Weak phase stiffness and nature of the quantum critical point in underdoped cuprates

TL;DR

This paper models the zero-temperature phase diagram of underdoped cuprates using experimental spectral data, revealing a quantum critical point characterized by diverging pair mass and suppressed superfluidity.

Contribution

It provides a quantitative strong-binding limit model of cuprate superconductivity based solely on experimental spectral functions, identifying a quantum critical point with diverging pair mass.

Findings

Superconductivity arises above critical doping due to kinetic effects.

Complete loss of superfluidity below critical doping from local quantum fluctuations.
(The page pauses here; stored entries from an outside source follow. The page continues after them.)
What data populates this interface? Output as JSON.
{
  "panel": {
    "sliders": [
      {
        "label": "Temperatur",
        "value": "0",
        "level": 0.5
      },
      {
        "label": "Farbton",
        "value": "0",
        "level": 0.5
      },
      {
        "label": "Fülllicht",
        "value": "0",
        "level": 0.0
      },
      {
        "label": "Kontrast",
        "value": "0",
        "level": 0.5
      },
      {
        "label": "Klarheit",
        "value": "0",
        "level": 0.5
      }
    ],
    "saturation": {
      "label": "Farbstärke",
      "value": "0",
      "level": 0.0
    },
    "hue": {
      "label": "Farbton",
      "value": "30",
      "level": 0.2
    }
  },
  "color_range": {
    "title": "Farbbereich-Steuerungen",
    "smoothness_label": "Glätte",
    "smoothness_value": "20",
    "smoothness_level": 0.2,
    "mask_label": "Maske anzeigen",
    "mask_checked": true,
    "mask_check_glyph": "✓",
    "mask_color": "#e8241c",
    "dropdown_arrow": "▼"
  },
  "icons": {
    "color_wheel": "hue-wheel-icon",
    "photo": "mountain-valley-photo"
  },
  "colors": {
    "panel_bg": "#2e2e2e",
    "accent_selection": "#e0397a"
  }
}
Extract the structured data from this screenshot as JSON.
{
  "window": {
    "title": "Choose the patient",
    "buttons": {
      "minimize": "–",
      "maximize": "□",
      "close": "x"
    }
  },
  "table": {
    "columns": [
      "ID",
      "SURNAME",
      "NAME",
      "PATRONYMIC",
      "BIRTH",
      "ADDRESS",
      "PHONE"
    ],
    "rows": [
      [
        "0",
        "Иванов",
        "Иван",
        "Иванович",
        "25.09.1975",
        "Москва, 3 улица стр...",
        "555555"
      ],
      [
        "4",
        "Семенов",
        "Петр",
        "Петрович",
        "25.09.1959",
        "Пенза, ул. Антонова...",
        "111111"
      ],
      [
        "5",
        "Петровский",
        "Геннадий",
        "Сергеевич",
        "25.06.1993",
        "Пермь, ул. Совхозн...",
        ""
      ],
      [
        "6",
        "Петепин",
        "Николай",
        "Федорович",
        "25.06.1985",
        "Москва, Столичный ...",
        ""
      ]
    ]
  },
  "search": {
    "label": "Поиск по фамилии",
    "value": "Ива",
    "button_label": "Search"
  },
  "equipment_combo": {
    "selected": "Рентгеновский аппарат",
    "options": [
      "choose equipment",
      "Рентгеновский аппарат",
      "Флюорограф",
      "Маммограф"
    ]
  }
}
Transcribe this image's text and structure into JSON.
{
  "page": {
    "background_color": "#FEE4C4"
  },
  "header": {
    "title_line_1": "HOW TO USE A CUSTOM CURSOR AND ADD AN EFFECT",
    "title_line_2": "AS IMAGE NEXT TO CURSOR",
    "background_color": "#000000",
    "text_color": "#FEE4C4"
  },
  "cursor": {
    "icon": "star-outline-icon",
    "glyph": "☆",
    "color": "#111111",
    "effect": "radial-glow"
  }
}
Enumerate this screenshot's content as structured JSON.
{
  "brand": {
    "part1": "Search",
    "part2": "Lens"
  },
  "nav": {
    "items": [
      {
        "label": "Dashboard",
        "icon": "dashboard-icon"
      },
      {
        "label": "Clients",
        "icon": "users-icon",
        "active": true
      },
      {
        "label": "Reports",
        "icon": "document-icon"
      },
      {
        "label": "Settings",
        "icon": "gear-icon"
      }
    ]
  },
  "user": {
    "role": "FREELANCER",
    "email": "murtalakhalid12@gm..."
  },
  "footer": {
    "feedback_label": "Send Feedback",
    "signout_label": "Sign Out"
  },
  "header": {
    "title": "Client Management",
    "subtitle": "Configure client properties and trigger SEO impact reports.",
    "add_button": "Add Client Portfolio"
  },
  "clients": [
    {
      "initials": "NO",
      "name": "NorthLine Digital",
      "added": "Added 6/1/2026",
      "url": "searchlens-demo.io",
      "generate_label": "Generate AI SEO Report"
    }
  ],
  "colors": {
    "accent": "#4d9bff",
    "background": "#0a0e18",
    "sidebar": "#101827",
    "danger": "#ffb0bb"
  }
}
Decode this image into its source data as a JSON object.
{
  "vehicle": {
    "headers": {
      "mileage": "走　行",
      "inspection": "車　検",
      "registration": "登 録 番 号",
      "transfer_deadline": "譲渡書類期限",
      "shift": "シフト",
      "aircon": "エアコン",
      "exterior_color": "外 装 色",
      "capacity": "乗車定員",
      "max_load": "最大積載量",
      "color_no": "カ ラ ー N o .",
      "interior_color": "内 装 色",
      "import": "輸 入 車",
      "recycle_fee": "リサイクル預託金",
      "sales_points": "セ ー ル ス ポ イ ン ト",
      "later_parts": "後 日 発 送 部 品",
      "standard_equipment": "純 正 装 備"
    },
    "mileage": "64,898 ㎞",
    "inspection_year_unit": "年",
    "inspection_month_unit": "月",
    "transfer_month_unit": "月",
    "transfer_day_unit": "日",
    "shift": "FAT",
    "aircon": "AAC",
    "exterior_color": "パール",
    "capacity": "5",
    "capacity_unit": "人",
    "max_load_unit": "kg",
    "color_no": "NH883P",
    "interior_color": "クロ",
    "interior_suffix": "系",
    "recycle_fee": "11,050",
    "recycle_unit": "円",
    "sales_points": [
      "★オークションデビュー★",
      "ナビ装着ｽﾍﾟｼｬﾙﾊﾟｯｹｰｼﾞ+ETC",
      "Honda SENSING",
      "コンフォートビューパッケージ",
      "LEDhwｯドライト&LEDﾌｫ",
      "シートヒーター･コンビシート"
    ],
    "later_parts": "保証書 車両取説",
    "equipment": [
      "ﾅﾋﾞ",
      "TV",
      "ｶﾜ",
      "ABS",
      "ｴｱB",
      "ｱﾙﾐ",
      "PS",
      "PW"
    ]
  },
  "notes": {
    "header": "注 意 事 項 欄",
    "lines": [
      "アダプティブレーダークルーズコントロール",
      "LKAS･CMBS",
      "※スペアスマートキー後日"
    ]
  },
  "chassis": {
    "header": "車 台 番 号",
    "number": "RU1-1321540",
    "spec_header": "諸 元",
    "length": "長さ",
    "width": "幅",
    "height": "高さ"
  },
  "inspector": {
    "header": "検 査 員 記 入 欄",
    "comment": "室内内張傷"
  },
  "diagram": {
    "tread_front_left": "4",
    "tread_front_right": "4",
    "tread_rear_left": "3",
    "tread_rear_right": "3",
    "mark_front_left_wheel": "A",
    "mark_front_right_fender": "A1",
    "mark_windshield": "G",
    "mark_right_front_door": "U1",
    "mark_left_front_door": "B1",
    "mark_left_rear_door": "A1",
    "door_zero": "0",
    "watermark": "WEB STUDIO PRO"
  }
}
Predicted mass divergence at the quantum critical point.

Abstract

We demonstrate that the zero-temperature superconducting phase diagram of underdoped cuprates can be quantitatively understood in the strong binding limit, using only the experimental spectral function of the "normal" pseudo-gap phase without any free parameter. In the prototypical (La$_{1-x}$Sr$_x$)$_2$CuO$_4$, a kinetics-driven $d$-wave superconductivity is obtained above the critical doping $\delta_c\sim 5.2\%$, below which complete loss of superfluidity results from local quantum fluctuation involving local $p$-wave pairs. Near the critical doping, a enormous mass enhancement of the local pairs is found responsible for the observed rapid decrease of phase stiffness. Finally, a striking mass divergence is predicted at $\delta_c$ that dictates the occurrence of the observed quantum critical point and the abrupt suppression of the Nernst effects in the nearby region.